As business leaders, you have been tested as never before, and part of being a great leader is to put your employees first. Research shows that empathy and care are wonderful counterbalancing devices for leaders. If you treat the business as a machine, with inputs and outputs, people become coin-operated levers you pull to increase or decrease production and efficiency, but when you inject the proper levels of empathy and care into your management operating system, it will facilitate a more complete view of the company’s most valuable asset – its people.
It is however important to find the right balance between viewing a business as a complex system to be build, maintained, measured and monitored against viewing business as a collection of human interactions that must be nurtured and developed.
Putting people first doesn’t mean there is an immutable contract to protect people at all costs. Sometimes, difficult employment decisions must be made, but it means that you will consider the human element of your business as the primary ingredient to success and appropriately balance the cold calculation with the realities.
This month we feature Deloitte Africa CEO Ruwayda Redfearn on the cover. She also believes that leadership means running towards the fire, and she sees difficult situations and challenging projects in the workplace as metaphorical fires to fight.
Her way is simple:
- Earn a reputation as a problem-solver − Be good at your job but be willing to go above and beyond to help. Choose to succeed and use your skills to help the
team overcome their challenges.
- Don’t check your job description − Instead, strap on your helmet and volunteer to help the team.
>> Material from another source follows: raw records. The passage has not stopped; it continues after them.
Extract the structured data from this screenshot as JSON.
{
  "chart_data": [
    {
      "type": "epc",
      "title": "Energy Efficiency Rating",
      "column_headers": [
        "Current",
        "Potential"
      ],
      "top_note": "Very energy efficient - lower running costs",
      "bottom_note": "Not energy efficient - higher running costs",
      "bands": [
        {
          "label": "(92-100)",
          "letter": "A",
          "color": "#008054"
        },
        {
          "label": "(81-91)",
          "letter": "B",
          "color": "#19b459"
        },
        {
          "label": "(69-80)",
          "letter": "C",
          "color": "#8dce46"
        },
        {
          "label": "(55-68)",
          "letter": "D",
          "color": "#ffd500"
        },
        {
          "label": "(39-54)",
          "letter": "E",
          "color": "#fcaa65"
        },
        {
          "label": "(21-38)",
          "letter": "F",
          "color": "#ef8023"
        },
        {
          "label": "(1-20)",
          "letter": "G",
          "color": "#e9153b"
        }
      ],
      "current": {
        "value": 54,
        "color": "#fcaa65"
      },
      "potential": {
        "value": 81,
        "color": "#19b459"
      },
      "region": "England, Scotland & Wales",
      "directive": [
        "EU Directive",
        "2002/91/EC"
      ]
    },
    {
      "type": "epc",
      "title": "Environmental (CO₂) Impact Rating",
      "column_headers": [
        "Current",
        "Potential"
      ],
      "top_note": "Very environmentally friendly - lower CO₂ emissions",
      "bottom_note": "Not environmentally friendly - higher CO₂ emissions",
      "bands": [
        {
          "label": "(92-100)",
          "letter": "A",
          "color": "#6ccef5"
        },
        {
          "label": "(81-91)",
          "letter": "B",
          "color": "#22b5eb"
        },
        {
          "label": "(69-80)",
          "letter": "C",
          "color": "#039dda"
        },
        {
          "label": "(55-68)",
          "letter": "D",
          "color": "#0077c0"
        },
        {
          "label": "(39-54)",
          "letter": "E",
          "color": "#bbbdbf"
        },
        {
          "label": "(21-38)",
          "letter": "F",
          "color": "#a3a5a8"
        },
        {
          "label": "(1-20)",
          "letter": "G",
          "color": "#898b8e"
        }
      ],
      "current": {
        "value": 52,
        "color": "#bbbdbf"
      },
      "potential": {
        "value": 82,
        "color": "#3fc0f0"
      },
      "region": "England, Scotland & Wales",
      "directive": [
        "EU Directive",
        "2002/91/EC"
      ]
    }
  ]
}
- Make your bias towards action − Spend your energy providing direction and decisions for those who point fingers and wait. By understanding the information, you can absorb it and then act. Ask: ‘Is there something I can do right now that will bring value?’
- Focus on helping other people win − Empower them to get better at solving their own problems. Harnessing and optimising other people’s skills to make them better takes more energy but creates more winners.
- A rising tide lifts all boats − By helping others improve, the company improves, and everyone wins.
Read her inspirational story on page 10.
As business leaders you will always be faced with a crisis. It’s easy for the negativity surrounding a crisis to impact you, but you can choose to use the crisis as a chance to build skills and push the bounds of creativity and agility to develop new ways of thinking and leading by running towards the fire.